Convincente? Não para a CERT. De posse do relatório bienal, a comissão, agora presidida pelo inefável professor Luiz Nunes de Oliveira, principia a mostrar a que veio — pela primeira vez nesse caso. Põe sob suspeita o parecer do professor Ricupero, e exige “indicadores de qualidade” que ela mesma não explicita quais seriam: “O documento [o relatório de Cardoso] foi analisado pelo professor Rodrigo Ricupero, do mesmo departamento, que contabiliza a atividade do interessado sem, entretanto, avaliar a qualidade do seu trabalho. A respeito desta não se encontram indicadores, nem no próprio relatório, nem no currículo Lattes incluído nos autos” (Parecer CERT 2.453, de 18/11/14).

“Na documentação”, prossegue o parecer assinado por Nunes de Oliveira, em pérola memorável, “a CERT não conseguiu encontrar elementos que justifiquem a manutenção do docente em RDIDP” (!).
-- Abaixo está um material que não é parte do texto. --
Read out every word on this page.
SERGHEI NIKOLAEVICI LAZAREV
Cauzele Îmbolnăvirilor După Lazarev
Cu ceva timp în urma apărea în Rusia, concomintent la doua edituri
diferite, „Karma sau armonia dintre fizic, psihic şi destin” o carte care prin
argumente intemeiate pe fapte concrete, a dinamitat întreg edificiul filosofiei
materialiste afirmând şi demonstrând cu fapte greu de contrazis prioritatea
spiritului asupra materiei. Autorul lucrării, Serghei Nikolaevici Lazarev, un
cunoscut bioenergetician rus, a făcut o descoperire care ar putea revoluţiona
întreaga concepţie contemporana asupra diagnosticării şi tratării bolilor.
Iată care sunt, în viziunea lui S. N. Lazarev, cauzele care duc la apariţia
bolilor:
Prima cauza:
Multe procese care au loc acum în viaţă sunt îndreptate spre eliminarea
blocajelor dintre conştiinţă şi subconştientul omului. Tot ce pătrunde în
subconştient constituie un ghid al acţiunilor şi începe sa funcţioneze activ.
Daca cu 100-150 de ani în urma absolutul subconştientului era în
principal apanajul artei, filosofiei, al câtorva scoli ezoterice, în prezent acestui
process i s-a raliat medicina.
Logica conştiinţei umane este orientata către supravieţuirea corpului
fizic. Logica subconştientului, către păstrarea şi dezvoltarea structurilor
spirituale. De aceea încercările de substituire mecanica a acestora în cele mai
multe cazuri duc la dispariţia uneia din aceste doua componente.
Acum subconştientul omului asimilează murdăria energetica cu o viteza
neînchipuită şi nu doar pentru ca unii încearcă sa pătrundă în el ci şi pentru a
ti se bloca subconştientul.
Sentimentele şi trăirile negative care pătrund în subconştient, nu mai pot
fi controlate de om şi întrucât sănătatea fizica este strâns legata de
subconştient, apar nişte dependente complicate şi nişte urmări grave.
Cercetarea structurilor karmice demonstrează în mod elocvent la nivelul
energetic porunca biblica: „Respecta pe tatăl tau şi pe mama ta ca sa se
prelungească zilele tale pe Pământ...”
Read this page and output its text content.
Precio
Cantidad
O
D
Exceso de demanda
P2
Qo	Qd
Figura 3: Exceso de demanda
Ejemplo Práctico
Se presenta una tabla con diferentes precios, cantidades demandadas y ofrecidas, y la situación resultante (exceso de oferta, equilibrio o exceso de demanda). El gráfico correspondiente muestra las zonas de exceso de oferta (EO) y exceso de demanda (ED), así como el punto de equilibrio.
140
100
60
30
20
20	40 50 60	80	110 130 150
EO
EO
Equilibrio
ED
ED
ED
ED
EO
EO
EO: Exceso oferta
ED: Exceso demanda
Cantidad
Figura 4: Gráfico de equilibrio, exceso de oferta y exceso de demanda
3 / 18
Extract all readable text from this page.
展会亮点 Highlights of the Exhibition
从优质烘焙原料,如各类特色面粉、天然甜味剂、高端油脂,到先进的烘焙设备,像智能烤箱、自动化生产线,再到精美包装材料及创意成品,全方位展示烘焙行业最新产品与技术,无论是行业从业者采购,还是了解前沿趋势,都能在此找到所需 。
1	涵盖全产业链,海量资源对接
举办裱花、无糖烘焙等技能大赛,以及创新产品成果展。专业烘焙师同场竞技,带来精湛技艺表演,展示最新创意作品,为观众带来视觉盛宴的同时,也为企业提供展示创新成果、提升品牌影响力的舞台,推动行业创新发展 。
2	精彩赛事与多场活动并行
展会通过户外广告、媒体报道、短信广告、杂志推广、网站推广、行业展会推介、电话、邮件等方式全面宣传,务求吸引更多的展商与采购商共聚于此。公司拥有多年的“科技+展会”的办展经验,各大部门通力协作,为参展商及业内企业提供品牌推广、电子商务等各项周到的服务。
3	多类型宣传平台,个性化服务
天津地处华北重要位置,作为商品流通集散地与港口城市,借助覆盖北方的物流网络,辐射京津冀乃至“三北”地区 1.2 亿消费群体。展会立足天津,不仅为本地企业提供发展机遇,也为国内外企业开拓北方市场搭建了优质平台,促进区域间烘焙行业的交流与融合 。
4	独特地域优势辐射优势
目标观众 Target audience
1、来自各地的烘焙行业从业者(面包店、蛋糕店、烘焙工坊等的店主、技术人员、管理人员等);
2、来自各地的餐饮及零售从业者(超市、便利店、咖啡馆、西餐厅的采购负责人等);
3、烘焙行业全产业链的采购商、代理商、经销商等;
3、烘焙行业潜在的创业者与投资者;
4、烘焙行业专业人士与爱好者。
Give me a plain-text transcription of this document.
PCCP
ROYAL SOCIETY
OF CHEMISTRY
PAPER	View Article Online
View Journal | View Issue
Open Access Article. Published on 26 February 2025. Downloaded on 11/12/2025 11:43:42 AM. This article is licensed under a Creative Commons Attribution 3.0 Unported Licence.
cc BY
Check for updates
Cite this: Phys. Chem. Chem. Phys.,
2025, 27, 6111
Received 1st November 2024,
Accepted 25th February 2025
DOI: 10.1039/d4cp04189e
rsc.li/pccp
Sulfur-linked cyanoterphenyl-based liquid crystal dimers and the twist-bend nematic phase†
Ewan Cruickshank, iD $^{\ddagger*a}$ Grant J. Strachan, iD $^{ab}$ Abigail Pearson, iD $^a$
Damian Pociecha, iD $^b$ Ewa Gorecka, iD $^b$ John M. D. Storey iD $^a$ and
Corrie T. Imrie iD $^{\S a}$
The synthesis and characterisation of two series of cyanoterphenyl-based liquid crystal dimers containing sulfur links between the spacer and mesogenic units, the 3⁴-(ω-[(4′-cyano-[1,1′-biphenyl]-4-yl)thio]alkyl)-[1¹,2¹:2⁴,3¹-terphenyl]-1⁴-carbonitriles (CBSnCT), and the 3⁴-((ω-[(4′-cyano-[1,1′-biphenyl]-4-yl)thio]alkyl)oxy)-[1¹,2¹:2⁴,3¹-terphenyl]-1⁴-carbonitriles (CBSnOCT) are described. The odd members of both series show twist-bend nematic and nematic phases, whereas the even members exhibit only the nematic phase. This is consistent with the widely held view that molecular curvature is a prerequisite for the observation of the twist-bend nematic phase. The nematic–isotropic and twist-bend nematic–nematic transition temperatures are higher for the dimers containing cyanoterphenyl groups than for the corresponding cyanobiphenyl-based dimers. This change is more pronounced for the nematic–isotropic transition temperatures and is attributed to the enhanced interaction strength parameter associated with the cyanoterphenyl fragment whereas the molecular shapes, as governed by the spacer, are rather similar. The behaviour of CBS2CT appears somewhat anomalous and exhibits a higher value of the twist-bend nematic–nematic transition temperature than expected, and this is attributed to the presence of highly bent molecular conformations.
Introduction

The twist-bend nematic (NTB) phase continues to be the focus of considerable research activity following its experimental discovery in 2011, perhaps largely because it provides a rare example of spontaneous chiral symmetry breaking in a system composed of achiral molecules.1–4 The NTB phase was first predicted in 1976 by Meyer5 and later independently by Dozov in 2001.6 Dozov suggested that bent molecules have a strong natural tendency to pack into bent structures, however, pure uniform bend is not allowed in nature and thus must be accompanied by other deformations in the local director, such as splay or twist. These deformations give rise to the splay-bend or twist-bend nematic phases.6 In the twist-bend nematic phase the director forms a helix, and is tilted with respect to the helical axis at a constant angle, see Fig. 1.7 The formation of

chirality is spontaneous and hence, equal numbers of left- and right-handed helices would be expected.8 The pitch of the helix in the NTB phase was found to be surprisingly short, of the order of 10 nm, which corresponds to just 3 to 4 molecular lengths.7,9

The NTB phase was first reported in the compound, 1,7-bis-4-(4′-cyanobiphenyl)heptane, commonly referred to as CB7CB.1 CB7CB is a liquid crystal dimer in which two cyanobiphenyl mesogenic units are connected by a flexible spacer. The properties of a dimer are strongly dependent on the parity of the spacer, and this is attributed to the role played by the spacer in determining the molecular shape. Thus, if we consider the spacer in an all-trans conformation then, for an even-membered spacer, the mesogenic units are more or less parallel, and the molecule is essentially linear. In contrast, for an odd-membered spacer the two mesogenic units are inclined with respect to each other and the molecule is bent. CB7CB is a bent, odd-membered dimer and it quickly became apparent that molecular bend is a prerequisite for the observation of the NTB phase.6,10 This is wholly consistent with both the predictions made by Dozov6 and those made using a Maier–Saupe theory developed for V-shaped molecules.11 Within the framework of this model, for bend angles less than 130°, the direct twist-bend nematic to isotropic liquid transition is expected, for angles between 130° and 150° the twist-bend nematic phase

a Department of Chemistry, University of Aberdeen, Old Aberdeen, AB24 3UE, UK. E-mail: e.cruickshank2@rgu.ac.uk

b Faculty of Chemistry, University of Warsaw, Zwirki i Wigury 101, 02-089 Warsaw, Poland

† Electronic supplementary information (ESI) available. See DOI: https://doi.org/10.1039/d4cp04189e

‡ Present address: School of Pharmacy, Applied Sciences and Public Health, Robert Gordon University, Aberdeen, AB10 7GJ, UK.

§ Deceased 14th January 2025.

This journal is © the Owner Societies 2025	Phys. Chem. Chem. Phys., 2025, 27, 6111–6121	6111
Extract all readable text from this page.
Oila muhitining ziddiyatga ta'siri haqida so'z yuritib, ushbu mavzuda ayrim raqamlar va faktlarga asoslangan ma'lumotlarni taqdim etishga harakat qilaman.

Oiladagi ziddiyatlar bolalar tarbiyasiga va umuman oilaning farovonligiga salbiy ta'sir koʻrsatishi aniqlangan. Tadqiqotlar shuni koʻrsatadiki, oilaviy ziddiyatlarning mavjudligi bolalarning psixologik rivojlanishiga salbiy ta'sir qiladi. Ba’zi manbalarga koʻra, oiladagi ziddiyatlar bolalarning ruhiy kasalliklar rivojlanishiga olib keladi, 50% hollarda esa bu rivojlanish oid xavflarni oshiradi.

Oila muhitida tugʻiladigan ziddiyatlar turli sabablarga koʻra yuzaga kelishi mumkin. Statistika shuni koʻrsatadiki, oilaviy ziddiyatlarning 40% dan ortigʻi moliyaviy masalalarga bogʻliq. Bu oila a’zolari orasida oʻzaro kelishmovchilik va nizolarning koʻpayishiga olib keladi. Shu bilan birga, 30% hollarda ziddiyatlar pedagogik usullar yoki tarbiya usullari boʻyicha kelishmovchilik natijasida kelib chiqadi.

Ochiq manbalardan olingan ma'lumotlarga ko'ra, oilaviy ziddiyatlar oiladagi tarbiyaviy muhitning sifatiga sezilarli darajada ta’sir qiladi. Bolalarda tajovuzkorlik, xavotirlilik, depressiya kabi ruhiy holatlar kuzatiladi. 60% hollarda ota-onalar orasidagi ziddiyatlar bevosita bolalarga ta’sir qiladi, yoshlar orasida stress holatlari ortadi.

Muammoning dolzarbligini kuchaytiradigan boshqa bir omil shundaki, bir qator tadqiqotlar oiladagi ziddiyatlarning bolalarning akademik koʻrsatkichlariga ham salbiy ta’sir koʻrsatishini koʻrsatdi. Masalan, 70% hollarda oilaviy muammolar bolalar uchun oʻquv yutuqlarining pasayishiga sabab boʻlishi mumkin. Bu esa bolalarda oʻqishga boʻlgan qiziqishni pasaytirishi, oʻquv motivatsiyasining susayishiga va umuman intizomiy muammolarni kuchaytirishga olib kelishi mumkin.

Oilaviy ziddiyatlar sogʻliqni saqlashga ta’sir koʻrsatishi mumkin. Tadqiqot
Em seguida, parece fazer uma concessão diplomática: “Dado que o Conselho Departamental e o CTA da unidade aprovaram o relatório, é bem possível que informações relevantes a oferecer testemunho positivo sobre a qualidade da atividade acadêmica do docente entre agosto de 2010 e julho de 2013 tenham sido omitidas. Isso considerando e tendo em vista que o professor Maurício Cardoso é atualmente chefe do Departamento de História, solicito à direção da Faculdade especiais diligências com o objetivo de oferecer à CERT a necessária avaliação qualitativa, a partir da qual a Comissão poderá tomar decisão bem informada sobre o relatório bienal”.

“O professor atende a todas as exigências para o RDIDP”

Cardoso elaborou, então, um novo relatório, intitulado “Justificativa e dados complementares ao relatório bienal”, que antes de submetido ao Conselho Departamental recebeu novo parecer específico, desta vez a cargo da professora Maria das Graças de Souza, do Departamento de Filosofia. A parecerista avaliou que, tendo apresentado oito trabalhos em eventos da área e publicado, no período imediatamente posterior ao relatório em questão, um livro e outro capítulo de livro, “sua produção científica é inteiramente satisfatória”; considerou a carga horária por ele dedicada à docência “perfeitamente compatível com as práticas docentes da FFLCH”; anotou que “exerceu funções administrativas para as quais foi solicitado, inclusive a de chefe de departamento”; e concluiu, tendo examinado tanto o relatório original como o complementar, que o professor Cardoso “atende a todas as exigências da universidade para o regime de dedicação integral, do ponto de vista de suas atividades de pesquisa, produção bibliográfica, docência, orientação de teses e participação em bancas, participação em projetos de extensão e cargos administrativos”. Assim, emendou a professora, “sou de parecer inteiramente favorável a que seu relatório e o documento suplementar que o acompanha sejam aprovados”. O novo relatório e seu parecer foram enviados à CERT em 17/9/2015.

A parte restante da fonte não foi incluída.